What you are saying makes a lot of sense. But there's still something unsettling about the results, if it leads to predicting that the risk of a certain event is 0 in a subregion just because it hasn't happened yet in that particular subregion. Of course, this can (and should) be alleviated by computing confidence intervals, making it clear that the risk is not exactly 0, so possibly this is not really a problem. But where does the argument end? Presumably, if you've lived in a house since it was built, you know how frequent fires have been in that house historically, which is probably 0 times per year. You have seen the Emperor's nose, but is this really a better measurement of the fire risk in your house than the statistics from your local fire brigade?

Also, your idea of looking at ${\displaystyle b_{i}={p_{i} \over p}a}$ as a null hypothesis may be a better way forward than guessing something about the distribution of b_i. If, for a certain i, local statistics disprove this hypothesis, then we know for sure that a is irrelevant. —JAO • T • C 07:36, 9 March 2017 (UTC)

there are systematic demographic differences in the subregions, [but] they are also not uncorrelated. The heart of the problem is that we don't really know the nature or strength of that correlation.
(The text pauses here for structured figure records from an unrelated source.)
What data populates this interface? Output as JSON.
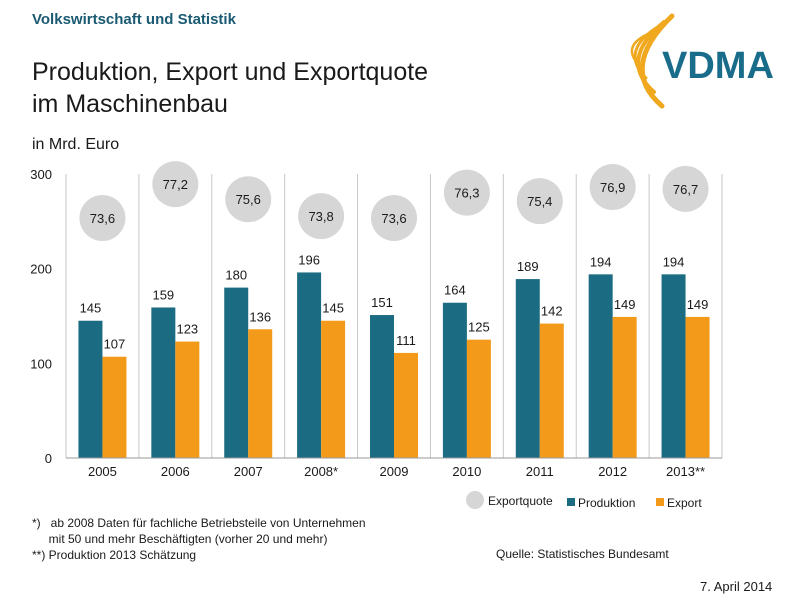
{
  "header": {
    "section": "Volkswirtschaft und Statistik",
    "title_line1": "Produktion, Export und Exportquote",
    "title_line2": "im Maschinenbau",
    "unit": "in Mrd. Euro",
    "logo_text": "VDMA"
  },
  "colors": {
    "produktion": "#1b6b82",
    "export": "#f39a1b",
    "exportquote": "#d6d6d6",
    "accent": "#1a5a73",
    "logo_arc": "#f0a81e"
  },
  "chart_data": {
    "type": "bar",
    "categories": [
      "2005",
      "2006",
      "2007",
      "2008*",
      "2009",
      "2010",
      "2011",
      "2012",
      "2013**"
    ],
    "series": [
      {
        "name": "Produktion",
        "values": [
          145,
          159,
          180,
          196,
          151,
          164,
          189,
          194,
          194
        ]
      },
      {
        "name": "Export",
        "values": [
          107,
          123,
          136,
          145,
          111,
          125,
          142,
          149,
          149
        ]
      }
    ],
    "exportquote": {
      "name": "Exportquote",
      "values": [
        "73,6",
        "77,2",
        "75,6",
        "73,8",
        "73,6",
        "76,3",
        "75,4",
        "76,9",
        "76,7"
      ]
    },
    "ylim": [
      0,
      300
    ],
    "yticks": [
      0,
      100,
      200,
      300
    ],
    "ylabel": "in Mrd. Euro",
    "legend": [
      "Exportquote",
      "Produktion",
      "Export"
    ]
  },
  "footnotes": {
    "line1": "*)   ab 2008 Daten für fachliche Betriebsteile von Unternehmen",
    "line2": "     mit 50 und mehr Beschäftigten (vorher 20 und mehr)",
    "line3": "**) Produktion 2013 Schätzung"
  },
  "source": "Quelle: Statistisches Bundesamt",
  "date": "7. April 2014"
}
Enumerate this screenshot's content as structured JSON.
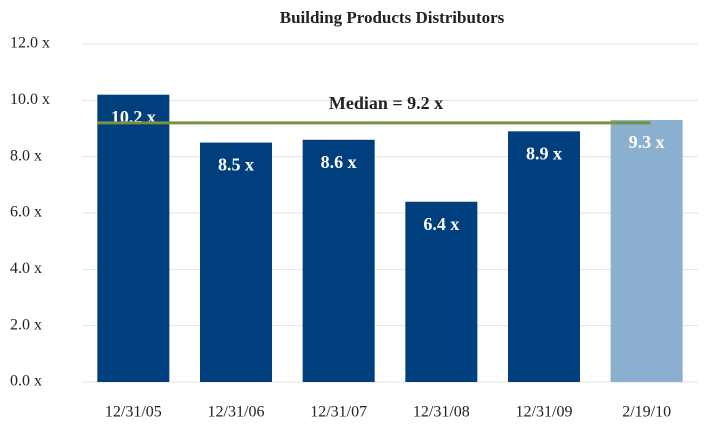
{
  "chart_data": {
    "type": "bar",
    "title": "Building Products Distributors",
    "categories": [
      "12/31/05",
      "12/31/06",
      "12/31/07",
      "12/31/08",
      "12/31/09",
      "2/19/10"
    ],
    "values": [
      10.2,
      8.5,
      8.6,
      6.4,
      8.9,
      9.3
    ],
    "value_labels": [
      "10.2 x",
      "8.5 x",
      "8.6 x",
      "6.4 x",
      "8.9 x",
      "9.3 x"
    ],
    "colors": [
      "#003f7d",
      "#003f7d",
      "#003f7d",
      "#003f7d",
      "#003f7d",
      "#8aafcf"
    ],
    "ylim": [
      0,
      12
    ],
    "yticks": [
      {
        "value": 0,
        "label": "0.0 x"
      },
      {
        "value": 2,
        "label": "2.0 x"
      },
      {
        "value": 4,
        "label": "4.0 x"
      },
      {
        "value": 6,
        "label": "6.0 x"
      },
      {
        "value": 8,
        "label": "8.0 x"
      },
      {
        "value": 10,
        "label": "10.0 x"
      },
      {
        "value": 12,
        "label": "12.0 x"
      }
    ],
    "grid": true,
    "median": {
      "value": 9.2,
      "label": "Median = 9.2 x",
      "color": "#77933c"
    }
  }
}
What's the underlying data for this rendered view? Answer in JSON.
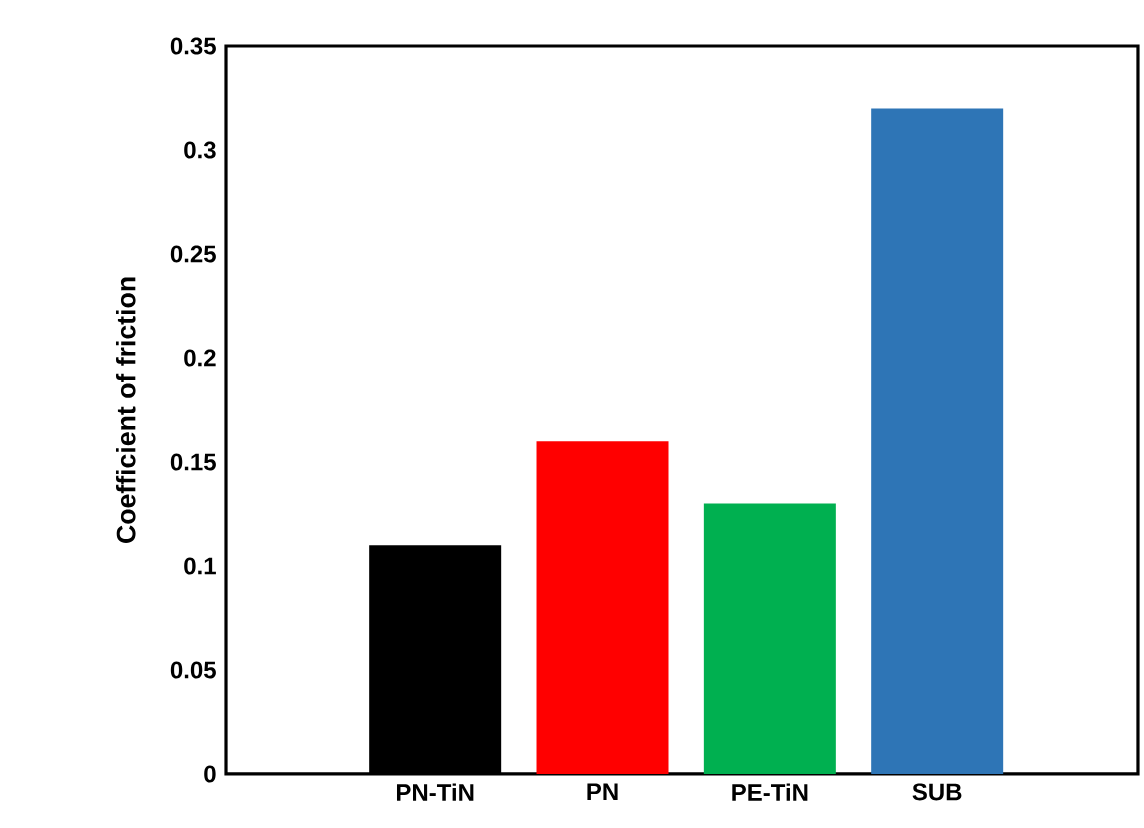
{
  "chart_data": {
    "type": "bar",
    "ylabel": "Coefficient of friction",
    "categories": [
      "PN-TiN",
      "PN",
      "PE-TiN",
      "SUB"
    ],
    "values": [
      0.11,
      0.16,
      0.13,
      0.32
    ],
    "colors": [
      "#000000",
      "#ff0000",
      "#00b050",
      "#2e75b6"
    ],
    "ylim": [
      0,
      0.35
    ],
    "yticks": [
      0,
      0.05,
      0.1,
      0.15,
      0.2,
      0.25,
      0.3,
      0.35
    ]
  }
}
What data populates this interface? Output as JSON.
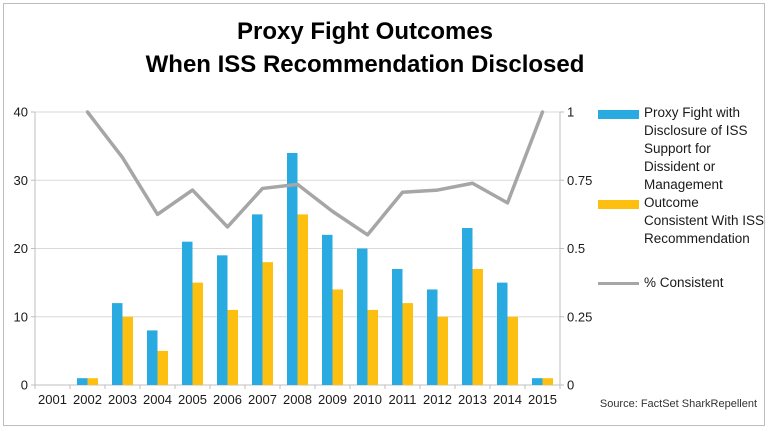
{
  "title": {
    "line1": "Proxy Fight Outcomes",
    "line2": "When ISS Recommendation Disclosed"
  },
  "source": "Source: FactSet SharkRepellent",
  "colors": {
    "bar_blue": "#29ABE2",
    "bar_yellow": "#FDC010",
    "line_gray": "#A6A6A6",
    "gridline": "#D9D9D9",
    "axis_line": "#BFBFBF",
    "text": "#1A1A1A"
  },
  "chart_data": {
    "type": "bar",
    "subtype": "grouped-bars-with-line-overlay",
    "categories": [
      "2001",
      "2002",
      "2003",
      "2004",
      "2005",
      "2006",
      "2007",
      "2008",
      "2009",
      "2010",
      "2011",
      "2012",
      "2013",
      "2014",
      "2015"
    ],
    "series": [
      {
        "name": "Proxy Fight with Disclosure of ISS Support for Dissident or Management",
        "type": "bar",
        "axis": "left",
        "color": "#29ABE2",
        "values": [
          0,
          1,
          12,
          8,
          21,
          19,
          25,
          34,
          22,
          20,
          17,
          14,
          23,
          15,
          1
        ]
      },
      {
        "name": "Outcome Consistent With ISS Recommendation",
        "type": "bar",
        "axis": "left",
        "color": "#FDC010",
        "values": [
          0,
          1,
          10,
          5,
          15,
          11,
          18,
          25,
          14,
          11,
          12,
          10,
          17,
          10,
          1
        ]
      },
      {
        "name": "% Consistent",
        "type": "line",
        "axis": "right",
        "color": "#A6A6A6",
        "values": [
          null,
          1.0,
          0.833,
          0.625,
          0.714,
          0.579,
          0.72,
          0.735,
          0.636,
          0.55,
          0.706,
          0.714,
          0.739,
          0.667,
          1.0
        ]
      }
    ],
    "left_axis": {
      "min": 0,
      "max": 40,
      "ticks": [
        0,
        10,
        20,
        30,
        40
      ],
      "labels": [
        "0",
        "10",
        "20",
        "30",
        "40"
      ]
    },
    "right_axis": {
      "min": 0,
      "max": 1,
      "ticks": [
        0,
        0.25,
        0.5,
        0.75,
        1
      ],
      "labels": [
        "0",
        "0.25",
        "0.5",
        "0.75",
        "1"
      ]
    },
    "grid": true,
    "legend_position": "right"
  }
}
All depends also about what "correlated" means. If you have only one data point (how many events) per subregion, you cannot do much - at best you can reject the null hypothesis that the rate is the same everywhere, but you cannot correct the observed occurence in some region to deduce the distribution parameter. (You can compute confidence intervals but you make assumptions along the way - in effect you are usually assuming silently a prior probability distribution.)

As for your second question, statistics of low-probability events are notoriously difficult to estimate (in some cases, you can handwave an argument about how the central limit theorem is a bad approximation on the tails). The natural hypothesis would be that your house or its inhabitants have nothing particular and thus it has the same statistics as the ensemble-average house. But if (for instance) the witch-doctor gives you a powerful anti-fire charm, your house may well have different statistics (it is more likely to catch fire because you will cook carelessly). By how much, it is not data from other (non-witched) houses that will tell it... Tigraan^{Click here to contact me} 10:17, 9 March 2017 (UTC)

If a variable i has a poisson distribution with mean value m, then the standard deviation is √m. So estimate i≃m±√m. If you do know the value, i, but not the mean value m, then m has a gamma distribution, m≃(i+1)±√(i+1). So if you observe the value i=0, estimate m≃1±1. Bo Jacoby (talk) 09:47, 9 March 2017 (UTC).